Resilience, filming, and influence
Street and small-hill filming compress the margin for error: short in-runs, imperfect landings, tight light. Condon treats those constraints as craft. The recurring workflow—scout, measure, shovel and salt, test speed, refine angle, then roll on the take that will cut clean—shows through his clips and explains why his segments travel well online. The same discipline carries into community contests and park weeks, where a compact course punishes sloppy decision-making. Because his choices are visible—held grabs, tidy axes, speed preserved—his skiing doubles as a reference for younger riders trying to understand what “readable” freeskiing looks like without slow-motion.

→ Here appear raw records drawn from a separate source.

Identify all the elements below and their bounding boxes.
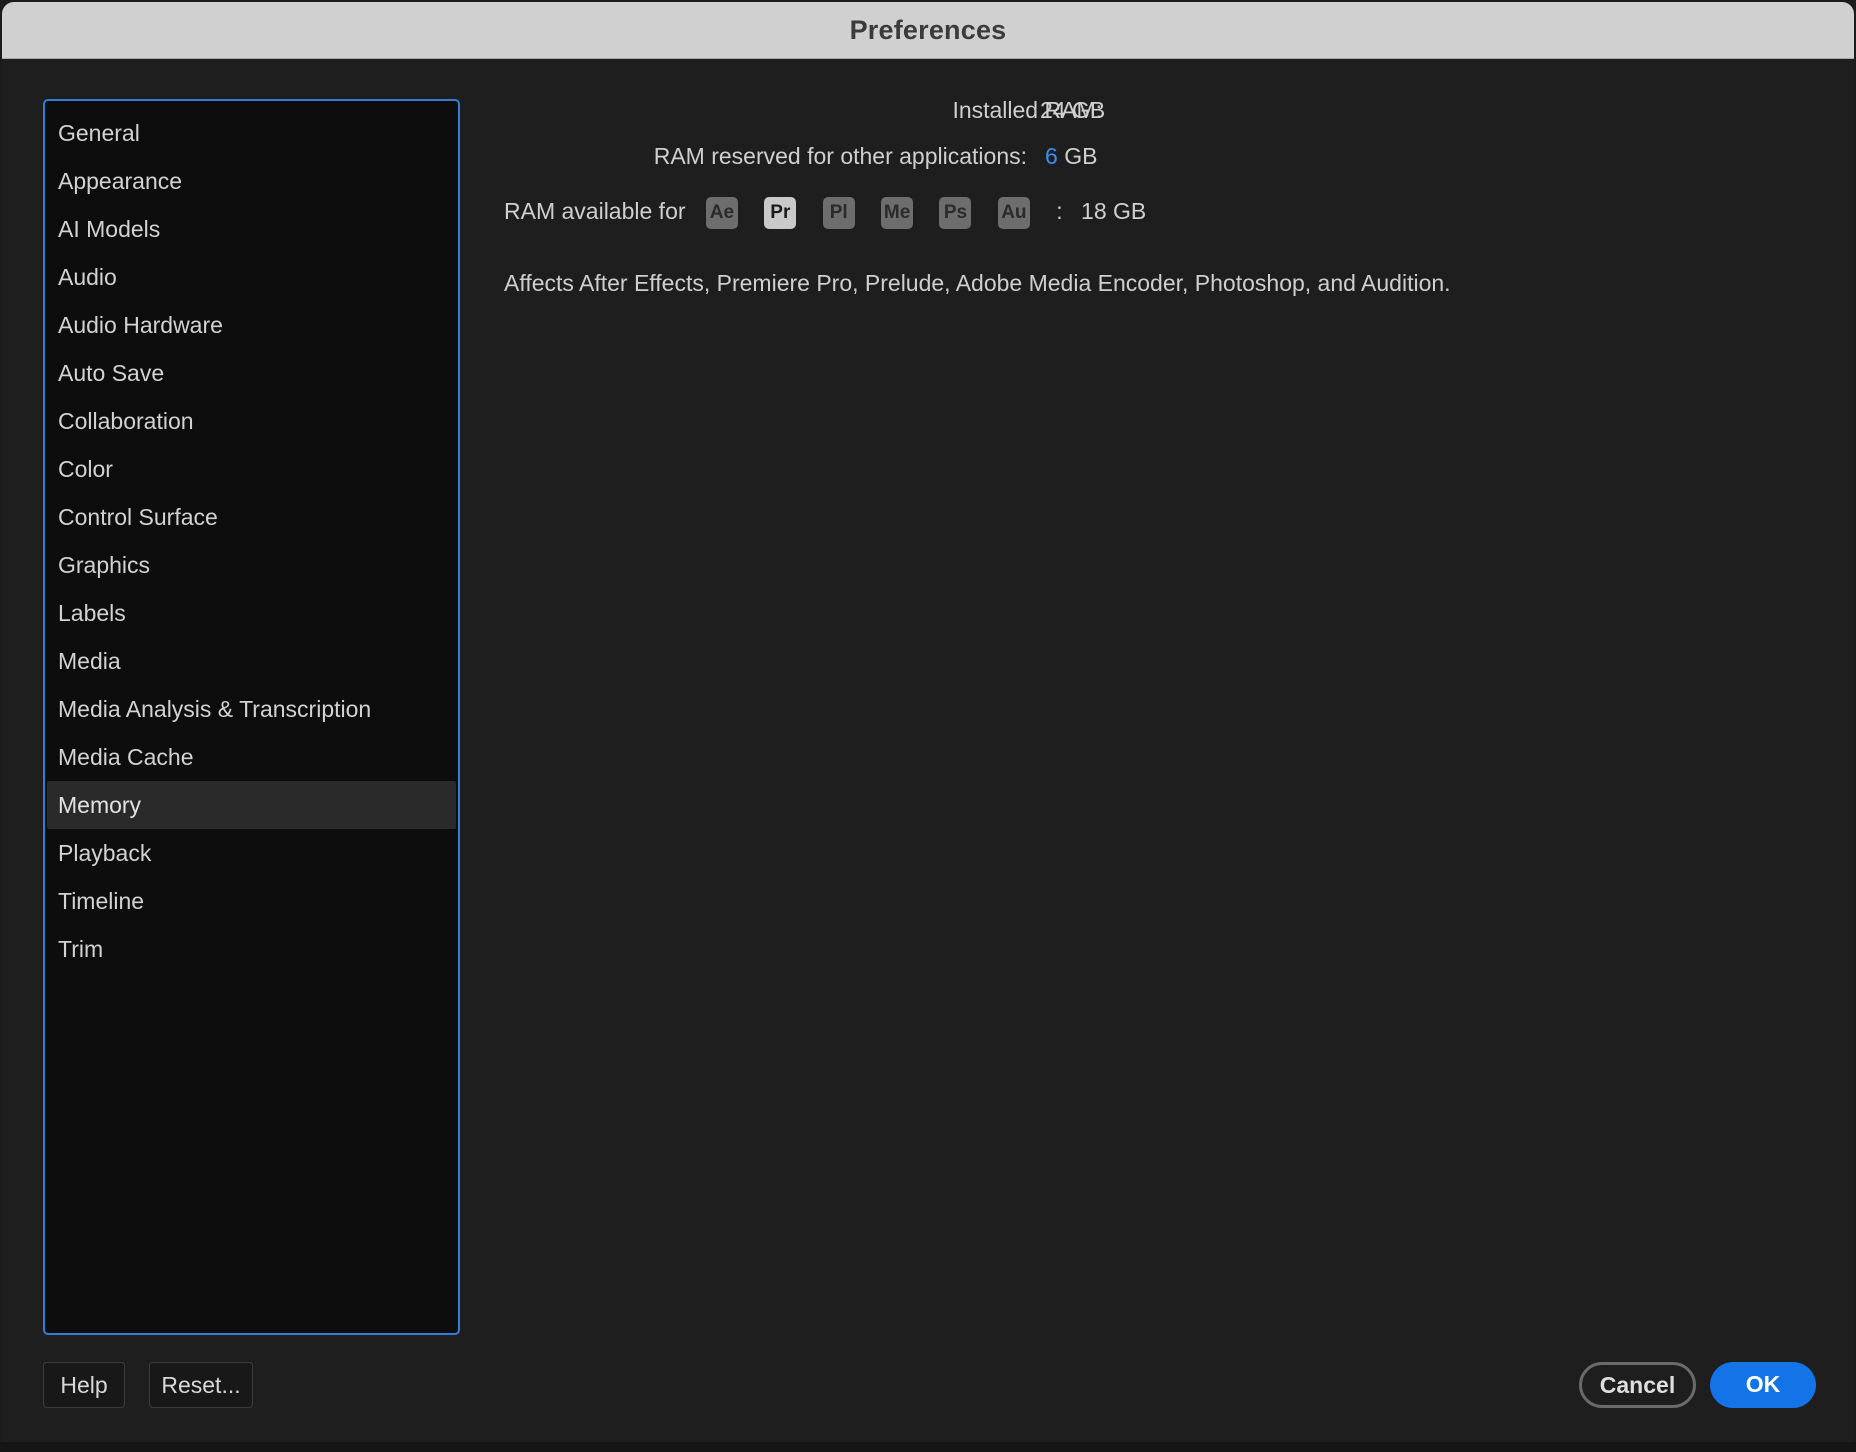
reserved-ram-row: RAM reserved for other applications: [502,143,1027,179]
sidebar-item-audio-hardware[interactable]: Audio Hardware [47,301,456,349]
sidebar-item-ai-models[interactable]: AI Models [47,205,456,253]
installed-ram-value: 24 GB [1040,97,1106,123]
cancel-button[interactable]: Cancel [1579,1362,1696,1408]
reserved-ram-label: RAM reserved for other applications: [653,143,1027,169]
app-badge-ps: Ps [939,196,972,229]
sidebar-item-general[interactable]: General [47,109,456,157]
reset-button[interactable]: Reset... [149,1362,253,1408]
ram-available-separator: : [1056,198,1063,224]
app-badge-ae: Ae [705,196,738,229]
sidebar-item-labels[interactable]: Labels [47,589,456,637]
reserved-ram-value-scrubber[interactable]: 6 [1045,143,1058,169]
sidebar-item-media-cache[interactable]: Media Cache [47,733,456,781]
sidebar-item-trim[interactable]: Trim [47,925,456,973]
help-button[interactable]: Help [43,1362,125,1408]
sidebar-item-playback[interactable]: Playback [47,829,456,877]
ram-available-row: RAM available for Ae Pr Pl Me Ps Au : 18… [504,191,1146,231]
background-app-strip [0,1442,1856,1452]
preferences-dialog: Preferences General Appearance AI Models… [2,2,1854,1442]
sidebar-item-media[interactable]: Media [47,637,456,685]
app-badge-me: Me [881,196,914,229]
affects-note: Affects After Effects, Premiere Pro, Pre… [504,270,1451,296]
sidebar-item-auto-save[interactable]: Auto Save [47,349,456,397]
app-badge-pr: Pr [764,196,797,229]
sidebar-item-appearance[interactable]: Appearance [47,157,456,205]
title-bar[interactable]: Preferences [2,2,1854,59]
sidebar-item-timeline[interactable]: Timeline [47,877,456,925]
sidebar-item-control-surface[interactable]: Control Surface [47,493,456,541]
sidebar-item-color[interactable]: Color [47,445,456,493]
preferences-category-list[interactable]: General Appearance AI Models Audio Audio… [43,99,460,1335]
sidebar-item-memory[interactable]: Memory [47,781,456,829]
ok-button[interactable]: OK [1710,1362,1816,1408]
sidebar-item-media-analysis-transcription[interactable]: Media Analysis & Transcription [47,685,456,733]
dialog-title: Preferences [849,14,1007,45]
sidebar-item-audio[interactable]: Audio [47,253,456,301]
reserved-ram-control: 6 GB [1045,143,1097,170]
app-badge-pl: Pl [822,196,855,229]
app-badge-au: Au [997,196,1030,229]
installed-ram-row: Installed RAM: [502,97,1102,133]
sidebar-item-graphics[interactable]: Graphics [47,541,456,589]
ram-available-label: RAM available for [504,198,686,224]
ram-available-value: 18 GB [1081,198,1147,224]
reserved-ram-unit: GB [1064,143,1098,169]
sidebar-item-collaboration[interactable]: Collaboration [47,397,456,445]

Geography that built the toolkit
Place explains the polish. On P.E.I., sessions at the island’s alpine home base listed via Mark Arendz Provincial Ski Park at Brookvale deliver high-frequency repetition on modest features—perfect for hardwiring both-way entries and clean exits. Across the Northumberland Strait, Crabbe Mountain provides colder mornings, longer rail decks, and a lively park community that rewards momentum management over one-off hucks. Westward trips to Banff Sunshine Village add faster lines and broadcast-style spacing, while time at Revelstoke Mountain Resort introduces bigger compressions and variable spring surfaces. Stitch those environments together and you get skiing that reads the same in January hardpack and April slush.
Equipment and partners: practical takeaways
Condon’s gear commentary lines up with what you see on snow. As a tester he has weighed in on versatile all-mountain/freeski shapes like the Atomic Bent 100 and powerful, deep-day chargers like the Nordica Unleashed 114. The transferable lessons are simple. Start with a true-twin or near-symmetrical ski mounted close to center if rails and switch landings matter; keep a consistent tune with a thoughtful detune at contact points so edges don’t hook on steel while pop remains for lip-ons; and choose boots with progressive forward flex and firm heel hold so landings finish stacked when the snow is fast or chattery. Bindings should be set for predictable release across repeated impacts. Predictable, neutral, and repeatable is the recipe—and it’s the backbone of how his lines stay intact from municipal rails to destination parks.
Why fans and progressing skiers care
Condon matters because he turns fundamentals into footage you want to replay. If you’re learning to “read” modern freeskiing, watch how he preserves glide across multi-feature rail sections so the closer still has room for meaningful rotation, and how early—and held—grabs keep axes unmistakable at real speed. If you’re building your own projects, study the process behind the tricks as much as the tricks themselves: measure the spot, test speed, and commit to the reproducible version that will look inevitable on camera. In an era where culture is carried by rider-led films and resort park edits, Jordan Condon offers a clear, practical model for making small places ski big.